Barry Foy at 4:24PM on 06/13/08
Though there's increasingly more women in the kitchen, in NYC it's *not* a female-friendly environment. You really have to be a hard individual... one of the guys. Maybe even *better than* the guys.
As a line cook, I was encouraged to take up residence in the all-female pastry department with shocking frequency (pretty impressive, considering I suck at pastry and have little experience in that environment) and it took far longer for me to move up through the ranks than the guys. All the dudes I worked with said that kind of bias was stupid (actually, they used words more harsh than that, but I'll leave that to the imagination), but there's really nothing you can do about sexism. It's still part of the business.
That said, TV and catering hold a lot more potential for women chefs.
missginsu at 4:58PM on 06/13/08
where are they? at home, fired for getting pregnant, like me. it's not just NYC that has a female-intolerant environment. as much as i love food, cooking and the restaurant industry, it's the last bastion of sexism, racism and ageism.
dmarina at 6:45PM on 06/13/08
I live in Seattle, a much more woman-friendly city when it comes to the restaurant biz, and I still get lots of people assuming I'm in pastry. Even other women.
I got my current job partially because I'm a woman. The new chef at my restaurant is a woman, and she's trying to not be the only one in the kitchen. With me, there are three of us, in a kitchen that employs almost two dozen people.
Sarah, it's good that you're acknowledging women in the industry, but make no mistake, women are grossly underrepresented in restaurant kitchens, and a good part of what's responsible for that is pure, unadulterated sexism. Women who are not chefs doing TV shows for other people, frequently women, who are also not chefs, isn't going to help much. Trying to claim that anyone who points out the sexism in the industry is wrong isn't helping, either.
thepictsie at 4:29AM on 06/14/08
...women are grossly underrepresented in restaurant kitchens, and a good part of what's responsible for that is pure, unadulterated sexism....
If women who truly love cooking and the culinary arts didn't have to machete their way through the "old boys' club" that's the restaurant scene in most cities, there would definitely be more of us in professional kitchens.
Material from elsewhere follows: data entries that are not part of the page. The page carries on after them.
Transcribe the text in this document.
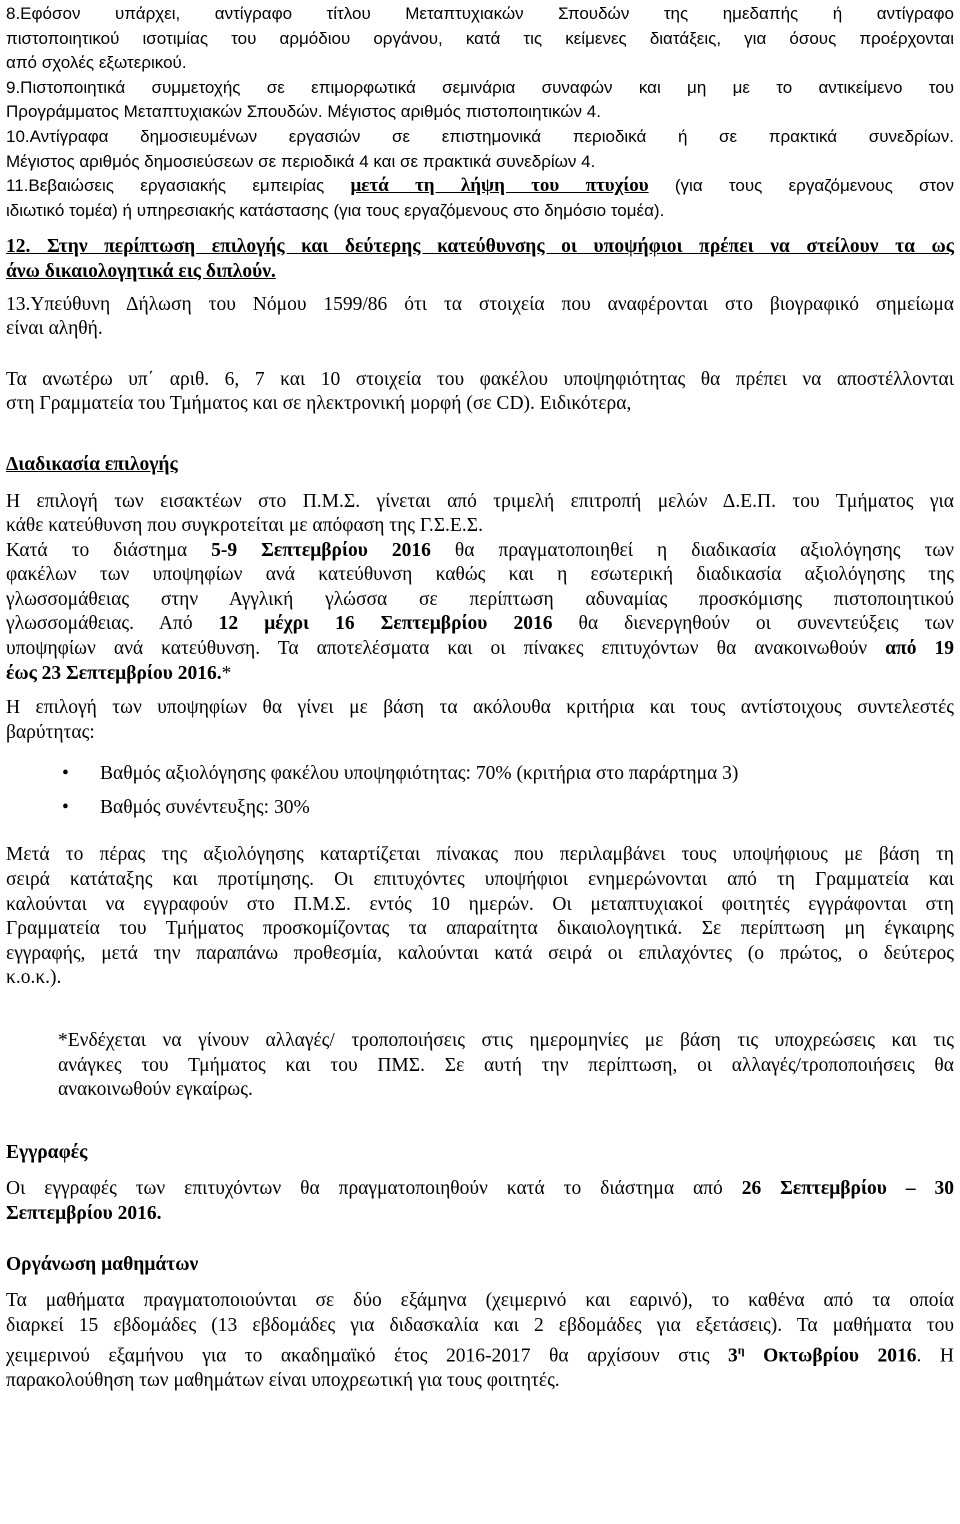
8.Εφόσον υπάρχει, αντίγραφο τίτλου Μεταπτυχιακών Σπουδών της ημεδαπής ή αντίγραφο

πιστοποιητικού ισοτιμίας του αρμόδιου οργάνου, κατά τις κείμενες διατάξεις, για όσους προέρχονται

από σχολές εξωτερικού.

9.Πιστοποιητικά συμμετοχής σε επιμορφωτικά σεμινάρια συναφών και μη με το αντικείμενο του

Προγράμματος Μεταπτυχιακών Σπουδών. Μέγιστος αριθμός πιστοποιητικών 4.

10.Αντίγραφα δημοσιευμένων εργασιών σε επιστημονικά περιοδικά ή σε πρακτικά συνεδρίων.

Μέγιστος αριθμός δημοσιεύσεων σε περιοδικά 4 και σε πρακτικά συνεδρίων 4.

11.Βεβαιώσεις εργασιακής εμπειρίας μετά τη λήψη του πτυχίου (για τους εργαζόμενους στον

ιδιωτικό τομέα) ή υπηρεσιακής κατάστασης (για τους εργαζόμενους στο δημόσιο τομέα).

12. Στην περίπτωση επιλογής και δεύτερης κατεύθυνσης οι υποψήφιοι πρέπει να στείλουν τα ως

άνω δικαιολογητικά εις διπλούν.

13.Υπεύθυνη Δήλωση του Νόμου 1599/86 ότι τα στοιχεία που αναφέρονται στο βιογραφικό σημείωμα

είναι αληθή.

Τα ανωτέρω υπ΄ αριθ. 6, 7 και 10 στοιχεία του φακέλου υποψηφιότητας θα πρέπει να αποστέλλονται

στη Γραμματεία του Τμήματος και σε ηλεκτρονική μορφή (σε CD). Ειδικότερα,

Διαδικασία επιλογής

Η επιλογή των εισακτέων στο Π.Μ.Σ. γίνεται από τριμελή επιτροπή μελών Δ.Ε.Π. του Τμήματος για

κάθε κατεύθυνση που συγκροτείται με απόφαση της Γ.Σ.Ε.Σ.

Κατά το διάστημα 5-9 Σεπτεμβρίου 2016 θα πραγματοποιηθεί η διαδικασία αξιολόγησης των

φακέλων των υποψηφίων ανά κατεύθυνση καθώς και η εσωτερική διαδικασία αξιολόγησης της

γλωσσομάθειας στην Αγγλική γλώσσα σε περίπτωση αδυναμίας προσκόμισης πιστοποιητικού

γλωσσομάθειας. Από 12 μέχρι 16 Σεπτεμβρίου 2016 θα διενεργηθούν οι συνεντεύξεις των

υποψηφίων ανά κατεύθυνση. Τα αποτελέσματα και οι πίνακες επιτυχόντων θα ανακοινωθούν από 19

έως 23 Σεπτεμβρίου 2016.*

Η επιλογή των υποψηφίων θα γίνει με βάση τα ακόλουθα κριτήρια και τους αντίστοιχους συντελεστές

βαρύτητας:

• Βαθμός αξιολόγησης φακέλου υποψηφιότητας: 70% (κριτήρια στο παράρτημα 3)
• Βαθμός συνέντευξης: 30%

Μετά το πέρας της αξιολόγησης καταρτίζεται πίνακας που περιλαμβάνει τους υποψήφιους με βάση τη

σειρά κατάταξης και προτίμησης. Οι επιτυχόντες υποψήφιοι ενημερώνονται από τη Γραμματεία και

καλούνται να εγγραφούν στο Π.Μ.Σ. εντός 10 ημερών. Οι μεταπτυχιακοί φοιτητές εγγράφονται στη

Γραμματεία του Τμήματος προσκομίζοντας τα απαραίτητα δικαιολογητικά. Σε περίπτωση μη έγκαιρης

εγγραφής, μετά την παραπάνω προθεσμία, καλούνται κατά σειρά οι επιλαχόντες (ο πρώτος, ο δεύτερος

κ.ο.κ.).

*Ενδέχεται να γίνουν αλλαγές/ τροποποιήσεις στις ημερομηνίες με βάση τις υποχρεώσεις και τις

ανάγκες του Τμήματος και του ΠΜΣ. Σε αυτή την περίπτωση, οι αλλαγές/τροποποιήσεις θα

ανακοινωθούν εγκαίρως.

Εγγραφές

Οι εγγραφές των επιτυχόντων θα πραγματοποιηθούν κατά το διάστημα από 26 Σεπτεμβρίου – 30

Σεπτεμβρίου 2016.

Οργάνωση μαθημάτων

Τα μαθήματα πραγματοποιούνται σε δύο εξάμηνα (χειμερινό και εαρινό), το καθένα από τα οποία

διαρκεί 15 εβδομάδες (13 εβδομάδες για διδασκαλία και 2 εβδομάδες για εξετάσεις). Τα μαθήματα του

χειμερινού εξαμήνου για το ακαδημαϊκό έτος 2016-2017 θα αρχίσουν στις $3^\eta$ Οκτωβρίου 2016. Η

παρακολούθηση των μαθημάτων είναι υποχρεωτική για τους φοιτητές.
When a man embarks on a cooking career, he has to master cooking. When a woman embarks on a cooking career, she has to first overcome roadblocks of sexism before she ever gets to touch a knife. Why? It's a waste of time that could be spent doing what she loves - cooking, and/or running a restaurant.
Then, consider the flip side - when a man effectively runs a kitchen with an iron fist, he's "strong and in charge." When a woman runs a kitchen with an iron fist, she's a "bitch."
chiff0nade at 6:54AM on 06/14/08
Oh, and for many of us who want to cook professionally, TV and blogging and so forth are not at all appealing. It's not what we want. Why hell should we give up our ambitions and settle (and just because it isn't settling for you doesn't mean it wouldn't be settling for us), just because the industry doesn't like us as much as the boys?